AI discovery at eTail Boston: SEO becomes AEO
At eTail Boston 2025, one theme ran through panels and fireside chats: the way people search, discover, and buy is undergoing its most profound change in two decades. For years, search engines were the primary gateway to information and commerce. But speakers agreed that this dominance is eroding fast. AI assistants and large language models are now central to information discovery. Some forecasts suggest traditional search volume could fall by up to 25 percent as early as 2026. Consumers no longer rely solely on keywords and links; they expect direct answers, personalized guidance, and increasingly the ability to purchase without leaving the AI interface.
From SEO to AEO and GEO
This shift is forcing marketers to rethink optimization fundamentally. The familiar practice of SEO is evolving into Answer Engine Optimization (AEO), and some refer to it as AI-driven optimisation (AIO). Rather than ranking for keywords alone, the goal is to craft content that AI systems can extract and serve as trusted answers. At the conference, pointed terms like "Generative Edge Optimization" or "Language Model Answer Optimisation" underscored how quickly the field is splintering into new approaches. For SEO and GEO teams, visibility will no longer arise only in classic SERPs but in generative answer surfaces.
The stakes are high. AI engines like ChatGPT are beginning to integrate checkout functionality. Platforms like Perplexity already offer "Buy with Pro" features. Retailers who feed product data into these ecosystems now will be better positioned when discovery and transaction merge seamlessly inside AI environments. This is classic Generative Engine Optimization: brands must understand which signals AI systems use for recommendations and purchase decisions.
Social media as a search engine
AI is not the only disruptor. Consumer behaviour is shifting the balance. Platforms like TikTok and Instagram act as de facto search engines, especially among younger audiences who turn there first to find products and reviews. Google's decision to index Instagram Reels and Carousels further blurs the lines between traditional and social search. For retailers, captions, voiceover scripts, and alt text carry SEO weight. Social storytelling serves not only engagement but also discoverability in a fragmented discovery ecosystem.
Technical foundations for AI discovery
Speakers highlighted concrete adjustments. Sites should be structured so AI crawlers can parse content cleanly, starting with reviewing robots.txt to ensure relevant crawlers are not blocked. Brands with deep catalogues, such as Nuts.com, which thrived in the Google search era, are exploring partnerships with platforms like Shopify, which is investing heavily in AI capabilities to future-proof retail infrastructure. Technical SEO remains the foundation for GEO: without crawlable structured data, there is no presence in AI answers.
Agents, attributes, and personalization
A central buzzword at eTail Boston was "agents." Attendees described a near future in which consumers deploy personal shopping agents that sift through products on their behalf.
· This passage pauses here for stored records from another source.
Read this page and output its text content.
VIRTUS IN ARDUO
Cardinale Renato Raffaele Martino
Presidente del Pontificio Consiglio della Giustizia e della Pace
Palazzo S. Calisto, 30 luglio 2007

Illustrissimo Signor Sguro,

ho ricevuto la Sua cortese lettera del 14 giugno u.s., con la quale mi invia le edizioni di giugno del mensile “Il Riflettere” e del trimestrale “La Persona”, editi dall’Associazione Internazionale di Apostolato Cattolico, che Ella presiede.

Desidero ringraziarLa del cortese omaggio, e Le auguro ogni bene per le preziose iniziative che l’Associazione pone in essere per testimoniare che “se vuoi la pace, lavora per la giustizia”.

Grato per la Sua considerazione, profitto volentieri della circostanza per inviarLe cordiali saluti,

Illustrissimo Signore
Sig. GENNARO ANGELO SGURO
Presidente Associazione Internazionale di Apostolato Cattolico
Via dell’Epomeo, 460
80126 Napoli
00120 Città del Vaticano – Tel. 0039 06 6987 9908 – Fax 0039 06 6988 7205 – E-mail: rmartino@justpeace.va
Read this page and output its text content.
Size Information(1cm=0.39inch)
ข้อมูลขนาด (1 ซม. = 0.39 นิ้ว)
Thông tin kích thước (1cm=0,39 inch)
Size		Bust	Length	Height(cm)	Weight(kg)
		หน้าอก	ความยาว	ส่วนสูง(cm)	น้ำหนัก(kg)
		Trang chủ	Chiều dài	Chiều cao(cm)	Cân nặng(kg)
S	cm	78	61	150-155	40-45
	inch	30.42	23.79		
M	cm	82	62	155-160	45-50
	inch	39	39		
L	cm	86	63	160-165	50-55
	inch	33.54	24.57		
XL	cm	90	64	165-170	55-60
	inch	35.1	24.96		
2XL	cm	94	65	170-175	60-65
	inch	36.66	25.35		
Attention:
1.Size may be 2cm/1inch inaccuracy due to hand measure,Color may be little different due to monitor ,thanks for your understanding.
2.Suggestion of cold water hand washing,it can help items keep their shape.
These agents use context, memory, and inferred preferences to refine results. For retailers, product data must be enriched. AI can extract attributes like color, style, and trend signals that humans struggle to tag at scale. Done well, discovery feels less like searching and more like conversing – a core principle of Answer Engine Optimization.
Operationalizing AI in search workflows
The operational layer is moving quickly too. AI is embedded in content workflows: automated product descriptions, visual question answering, and creative analysis. Tools like Dash on Social and Sprout Social allow brands to monitor category conversations they are not tagged in. Platforms like Motion score the effectiveness of ad creatives. Data from these sources feeds the discovery loop and informs both organic visibility and paid strategies. Analytics and tracking thus merge with GEO measures into a shared control model.
Authenticity as a guardrail
Despite the excitement, caution came through strongly. Retailers risk eroding consumer trust if they rely on gimmicky AI outputs without human review. Authenticity and storytelling remain anchor points even as AI boosts efficiency. Several speakers framed AI not as replacement but as augmentation: teams gain room for strategy, creativity, and genuine customer connection. This aligns with the E-E-A-T mindset – expertise and trustworthiness remain decisive even when answers are served by AI systems.
Challenges on the path ahead
The speed of change was itself a recurring concern. Waiting on the sidelines is not an option, but neither is racing ahead without clarity. Data hygiene – clean, well-tagged product catalogues – is central. Echo chambers, where algorithms show only what users already prefer, could narrow discovery rather than expand it. Ethical and legal questions also loom: what happens when AI mimics a celebrity voice or generates content without consent? Retailers must therefore pair GEO strategies with governance and quality assurance.
A new era of discovery
Overall, discovery is shifting from keyword-based search toward conversational, contextual, and AI-mediated experiences. Social platforms, AI assistants, and shopping agents are converging into a new ecosystem whose visibility rules are still being written. For retailers, the mandate is to adapt early and keep authenticity at the center of strategy. Those who think about SEO, AEO, and GEO together now will be positioned for a future in which purchase decisions no longer begin on the classic search results page but in generative answer and agent environments.